Abstract

The Victorian Era (1837-1901) is stereotypically characterized by propriety and sexual repression. Yet, during this time conduct literature for girls containing information on sex education as well as care for one’s body was widely circulated and read in response to fears over the spread of promiscuity, STDs, and prostitution. The authors of this literature exhibit acknowledgement of the need for women’s education on sexual hygiene rather than previously-enforced ignorance, and they also defined aspects of femininity and motherhood in tandem with sexuality in an effort to guide girls on “proper” womanhood. These books reinforced and shaped thought on gender roles which appear to have had persisting influence on the movements for female suffrage and labor rights that continued into the twentieth century. I investigate this issue using two conduct books as well as material from the collection of labor activist Margaret Dreier Robins (1868-1945).
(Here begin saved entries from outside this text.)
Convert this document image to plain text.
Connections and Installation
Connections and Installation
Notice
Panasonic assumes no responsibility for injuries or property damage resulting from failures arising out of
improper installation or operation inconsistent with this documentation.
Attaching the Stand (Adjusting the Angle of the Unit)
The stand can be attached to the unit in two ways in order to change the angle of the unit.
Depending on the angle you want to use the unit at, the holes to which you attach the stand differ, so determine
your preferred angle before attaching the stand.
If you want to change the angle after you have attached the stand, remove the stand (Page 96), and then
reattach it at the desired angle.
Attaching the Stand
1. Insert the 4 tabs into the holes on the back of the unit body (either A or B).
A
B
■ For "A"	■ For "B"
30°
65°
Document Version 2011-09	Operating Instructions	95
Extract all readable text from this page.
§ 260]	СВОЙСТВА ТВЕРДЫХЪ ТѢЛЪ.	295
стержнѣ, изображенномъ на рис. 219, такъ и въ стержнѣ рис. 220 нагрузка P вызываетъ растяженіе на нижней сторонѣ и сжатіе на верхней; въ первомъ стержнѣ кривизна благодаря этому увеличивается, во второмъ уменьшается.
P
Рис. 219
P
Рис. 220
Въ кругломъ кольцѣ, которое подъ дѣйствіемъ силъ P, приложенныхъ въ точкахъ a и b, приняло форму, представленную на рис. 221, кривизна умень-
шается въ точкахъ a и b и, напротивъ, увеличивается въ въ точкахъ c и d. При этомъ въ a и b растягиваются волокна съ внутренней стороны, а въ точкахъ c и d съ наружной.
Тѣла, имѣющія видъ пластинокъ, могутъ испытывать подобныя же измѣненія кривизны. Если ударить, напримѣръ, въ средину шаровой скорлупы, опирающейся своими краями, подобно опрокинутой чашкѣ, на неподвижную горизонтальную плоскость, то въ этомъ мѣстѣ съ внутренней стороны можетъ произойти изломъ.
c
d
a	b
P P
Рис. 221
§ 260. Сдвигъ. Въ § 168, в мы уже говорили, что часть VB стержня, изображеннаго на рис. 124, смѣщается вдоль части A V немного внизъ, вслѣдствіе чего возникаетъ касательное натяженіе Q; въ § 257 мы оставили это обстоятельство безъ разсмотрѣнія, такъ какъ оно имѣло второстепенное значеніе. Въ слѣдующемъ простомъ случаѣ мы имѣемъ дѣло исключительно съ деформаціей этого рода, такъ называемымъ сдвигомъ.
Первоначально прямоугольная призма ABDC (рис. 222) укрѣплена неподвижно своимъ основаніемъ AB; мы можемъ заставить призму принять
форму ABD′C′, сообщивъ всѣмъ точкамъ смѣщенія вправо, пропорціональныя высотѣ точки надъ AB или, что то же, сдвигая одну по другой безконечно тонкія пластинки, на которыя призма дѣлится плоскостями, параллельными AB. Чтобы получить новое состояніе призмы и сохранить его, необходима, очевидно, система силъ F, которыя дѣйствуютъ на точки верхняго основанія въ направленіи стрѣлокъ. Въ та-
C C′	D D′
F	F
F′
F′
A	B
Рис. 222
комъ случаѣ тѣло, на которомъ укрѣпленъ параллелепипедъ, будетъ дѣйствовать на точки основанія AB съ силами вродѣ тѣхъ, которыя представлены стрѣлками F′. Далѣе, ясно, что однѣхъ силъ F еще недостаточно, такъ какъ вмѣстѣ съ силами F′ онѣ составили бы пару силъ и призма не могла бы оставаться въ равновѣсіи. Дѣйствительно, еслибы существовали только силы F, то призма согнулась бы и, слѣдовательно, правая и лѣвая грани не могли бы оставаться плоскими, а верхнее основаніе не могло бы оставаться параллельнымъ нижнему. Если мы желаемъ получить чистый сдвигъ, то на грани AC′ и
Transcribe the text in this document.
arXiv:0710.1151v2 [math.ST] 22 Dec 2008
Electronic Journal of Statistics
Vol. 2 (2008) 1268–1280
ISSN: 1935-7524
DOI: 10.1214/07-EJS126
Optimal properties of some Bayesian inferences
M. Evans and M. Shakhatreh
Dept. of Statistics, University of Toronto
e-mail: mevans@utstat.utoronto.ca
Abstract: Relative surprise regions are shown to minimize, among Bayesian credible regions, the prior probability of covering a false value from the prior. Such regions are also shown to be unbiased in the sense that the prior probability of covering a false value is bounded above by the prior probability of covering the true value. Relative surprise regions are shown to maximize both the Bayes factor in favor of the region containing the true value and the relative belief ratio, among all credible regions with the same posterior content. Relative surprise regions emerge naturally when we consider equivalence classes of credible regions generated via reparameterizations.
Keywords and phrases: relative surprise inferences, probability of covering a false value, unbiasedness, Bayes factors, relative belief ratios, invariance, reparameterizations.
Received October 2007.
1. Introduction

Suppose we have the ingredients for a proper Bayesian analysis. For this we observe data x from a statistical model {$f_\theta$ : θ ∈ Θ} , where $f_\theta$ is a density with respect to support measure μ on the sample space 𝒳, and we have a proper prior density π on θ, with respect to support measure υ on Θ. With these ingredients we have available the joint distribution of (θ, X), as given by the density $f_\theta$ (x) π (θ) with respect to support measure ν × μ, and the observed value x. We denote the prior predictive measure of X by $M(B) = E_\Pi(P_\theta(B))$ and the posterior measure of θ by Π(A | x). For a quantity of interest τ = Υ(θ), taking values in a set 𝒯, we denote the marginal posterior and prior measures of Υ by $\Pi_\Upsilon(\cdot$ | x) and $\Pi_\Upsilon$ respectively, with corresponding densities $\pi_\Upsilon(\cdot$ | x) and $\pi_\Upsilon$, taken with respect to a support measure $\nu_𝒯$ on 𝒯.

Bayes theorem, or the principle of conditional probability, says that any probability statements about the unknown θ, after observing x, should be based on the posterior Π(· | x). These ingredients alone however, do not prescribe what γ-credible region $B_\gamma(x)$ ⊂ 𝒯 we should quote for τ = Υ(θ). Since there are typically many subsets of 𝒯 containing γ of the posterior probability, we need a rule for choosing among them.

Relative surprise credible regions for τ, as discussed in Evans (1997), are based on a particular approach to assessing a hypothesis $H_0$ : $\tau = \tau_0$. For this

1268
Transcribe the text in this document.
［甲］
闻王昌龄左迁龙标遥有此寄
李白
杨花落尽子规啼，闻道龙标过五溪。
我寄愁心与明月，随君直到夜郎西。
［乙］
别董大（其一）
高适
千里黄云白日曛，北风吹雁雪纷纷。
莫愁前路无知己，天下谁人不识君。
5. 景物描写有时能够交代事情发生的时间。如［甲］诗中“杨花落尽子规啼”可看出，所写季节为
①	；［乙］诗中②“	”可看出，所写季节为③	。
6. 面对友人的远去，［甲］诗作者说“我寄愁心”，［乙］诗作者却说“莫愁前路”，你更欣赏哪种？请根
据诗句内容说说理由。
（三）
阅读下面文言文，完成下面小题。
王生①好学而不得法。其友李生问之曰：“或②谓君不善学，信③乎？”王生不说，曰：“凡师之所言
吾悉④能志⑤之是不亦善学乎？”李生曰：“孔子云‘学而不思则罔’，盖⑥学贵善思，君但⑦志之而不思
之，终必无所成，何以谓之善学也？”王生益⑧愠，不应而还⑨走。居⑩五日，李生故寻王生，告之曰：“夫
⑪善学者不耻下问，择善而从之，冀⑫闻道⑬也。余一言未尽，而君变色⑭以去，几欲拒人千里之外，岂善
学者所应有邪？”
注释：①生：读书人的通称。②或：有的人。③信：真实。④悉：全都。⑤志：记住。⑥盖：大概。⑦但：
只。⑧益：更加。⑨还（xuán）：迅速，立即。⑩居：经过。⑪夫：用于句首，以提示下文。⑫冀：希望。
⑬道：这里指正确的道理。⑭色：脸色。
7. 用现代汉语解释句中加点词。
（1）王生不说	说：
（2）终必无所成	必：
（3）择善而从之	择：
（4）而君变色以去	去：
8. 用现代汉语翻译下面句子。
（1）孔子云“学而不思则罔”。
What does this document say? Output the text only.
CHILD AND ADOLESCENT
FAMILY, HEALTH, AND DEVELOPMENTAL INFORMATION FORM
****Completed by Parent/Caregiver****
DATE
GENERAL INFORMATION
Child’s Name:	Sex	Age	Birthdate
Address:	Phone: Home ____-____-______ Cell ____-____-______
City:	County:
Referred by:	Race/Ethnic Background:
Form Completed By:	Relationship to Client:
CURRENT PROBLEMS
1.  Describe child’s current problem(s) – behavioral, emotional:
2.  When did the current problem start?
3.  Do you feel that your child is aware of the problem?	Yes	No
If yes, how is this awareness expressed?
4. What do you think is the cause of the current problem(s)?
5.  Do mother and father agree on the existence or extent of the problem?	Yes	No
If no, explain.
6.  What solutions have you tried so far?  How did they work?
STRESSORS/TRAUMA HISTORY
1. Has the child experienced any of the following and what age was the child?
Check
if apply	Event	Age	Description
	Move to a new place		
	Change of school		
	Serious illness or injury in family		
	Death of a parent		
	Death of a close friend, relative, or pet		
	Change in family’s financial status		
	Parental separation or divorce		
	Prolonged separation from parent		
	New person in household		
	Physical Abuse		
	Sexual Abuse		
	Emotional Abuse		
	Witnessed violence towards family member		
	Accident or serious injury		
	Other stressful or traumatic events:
This investigation exposed many common values between the former medium and Robins’s reform efforts as head of the National Women’s Trade Union League, such as the importance of a gender-defined society, the centrality of collectivism and motherhood to the definition of femininity, as well as the harmful endorsement of eugenics in the production of healthy and democratic future generations. By comparing this literature, this paper begins to gather evidence on how the messaging of this conduct literature internalized in childhood could have shaped the direction of the progressive women’s movement.